Ce qui est étonnant à propos de l'eau, c'est que non seulement les personnes qui nous écoutent aujourd'hui peuvent comprendre à quel point elle est essentielle à nos vies, mais l'eau est fondamentale pour la vie et la productivité humaines. En Afrique de l'Ouest, où j'ai travaillé, il y a une expression qui existe dans toutes les langues de cette région, avec des mots différents, mais tous avec la même signification : “L'eau, c'est la vie”. L'idée est que là où il y a de l'eau, tout est possible, mais là où il n'y a pas d'eau, ou pas d'eau salubre, il n'est pas possible de maintenir la vie, la productivité et la santé. Cela signifie que lorsque nous concevons un projet, nous devons prendre en considération non seulement la manière dont il sera géré à long terme, mais aussi le type de chocs et de circonstances que nous devons prévoir pour nous assurer que les communautés sont prêtes à soutenir, entretenir et exploiter les systèmes d'approvisionnement en eau, car dans le pire des cas, nous intervenons et les gens constatent une amélioration temporaire de leur situation, puis, d'une manière ou d'une autre, le système s'effondre ou ne dure pas et les gens se retrouvent dans une situation pire qu'avant. Aucune personne de bonne conscience ne souhaiterait que cela se produise, mais je peux vous dire que c'est un défi. Ce qu'il faut, ce sont des partenariats locaux solides et à long terme. Ce n'est pas quelque chose que nous faisons seuls. Nous travaillons avec les communautés locales, avec le gouvernement local, avec d'autres acteurs humanitaires, c'est un énorme travail d'équipe. Rien de ce que nous faisons de bien à ADRA n'est fait de manière isolée et cela nécessite une énorme équipe de personnes, dont la plupart sont nos travailleurs locaux. La grande majorité des personnes qui travaillent pour ADRA travaillent dans le pays où elles sont nées et où nous opérons. Ils connaissent la langue et le contexte, et nous nous tournons vers ces experts locaux pour leur demander “Comment pouvons-nous travailler ensemble avec la communauté, avec les connaissances que vous avez et les ressources que nous apportons, pour créer quelque chose qui contribuera au bien-être des gens pendant des décennies". Et c'est très important.

RUBEN :
Des téléspectateurs nous ont envoyé des questions et je voudrais répondre à l'une d'entre elles. Quelqu'un a demandé si vous aviez un projet préféré pendant votre travail à l'ADRA. Vous travaillez à l'ADRA depuis un certain temps, alors y a-t-il un projet dont vous vous souvenez ?

JASON :
Je travaille pour ADRA depuis près de 20 ans. Je pense que les projets les plus mémorables sont ceux qui vous permettent de vous rendre sur place et de vous associer à la communauté dans une situation désespérée, et de voir comment cela transforme la vie des gens. Je pense à notre mission au Niger, en Afrique de l'Ouest.
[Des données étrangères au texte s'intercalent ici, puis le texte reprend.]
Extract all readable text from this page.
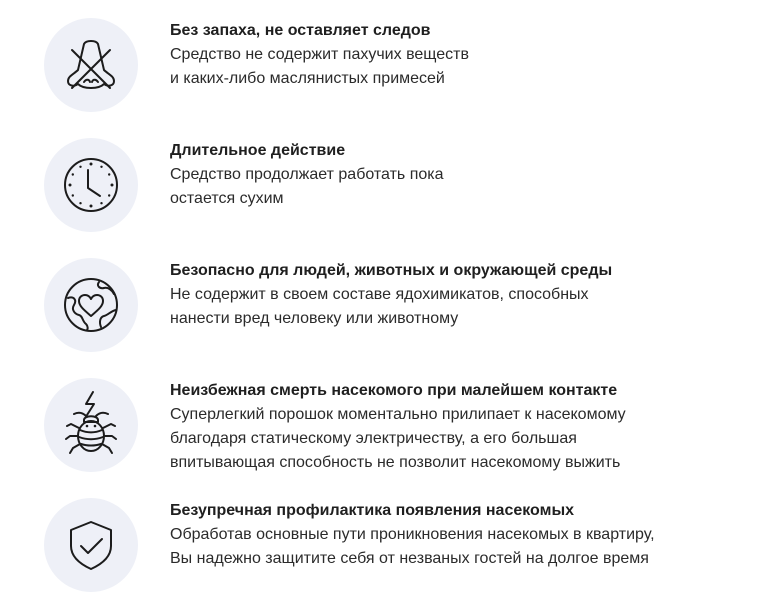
Без запаха, не оставляет следов
Средство не содержит пахучих веществ
и каких-либо маслянистых примесей
Длительное действие
Средство продолжает работать пока
остается сухим
Безопасно для людей, животных и окружающей среды
Не содержит в своем составе ядохимикатов, способных
нанести вред человеку или животному
Неизбежная смерть насекомого при малейшем контакте
Суперлегкий порошок моментально прилипает к насекомому
благодаря статическому электричеству, а его большая
впитывающая способность не позволит насекомому выжить
Безупречная профилактика появления насекомых
Обработав основные пути проникновения насекомых в квартиру,
Вы надежно защитите себя от незваных гостей на долгое время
Le Niger est un pays qui se trouve dans le désert du Sahara et qui est manifestement très exposé à la sécheresse, très chaud et très sec. Je n'oublierai jamais cette communauté rurale, où nous avions fait une pause sous le soleil de midi, il faisait 120 degrés, et où nous étions assis sur une natte de paille sous un acacia avec le chef du village. Cet homme musulman très pieux, très respecté, me dit : “Nous remercions Dieu pour ADRA”. Et j'ai demandé par l'intermédiaire de mon traducteur : “Pourquoi ?” Il m'a répondu : “ADRA vient dans la communauté et nous parle de ce pour quoi nous avons besoin d'aide et de la manière dont nous pouvons travailler ensemble pour y parvenir. Ce n'est pas comme d'autres, il n'y a pas d'ordre du jour, vous êtes ici parce qu'en tant que disciples de Dieu, vous voulez être une bénédiction. Nous remercions donc Dieu pour vous”. Il y a une expression qui est parfois utilisée dans cette culture - quand les gens disent quelque chose avec lequel vous êtes profondément d'accord et qui vous touche, vous dites “Votre bouche à l'oreille de Dieu”. C'est une façon de dire “Amen !”.”
Cela me touche et me motive encore aujourd'hui.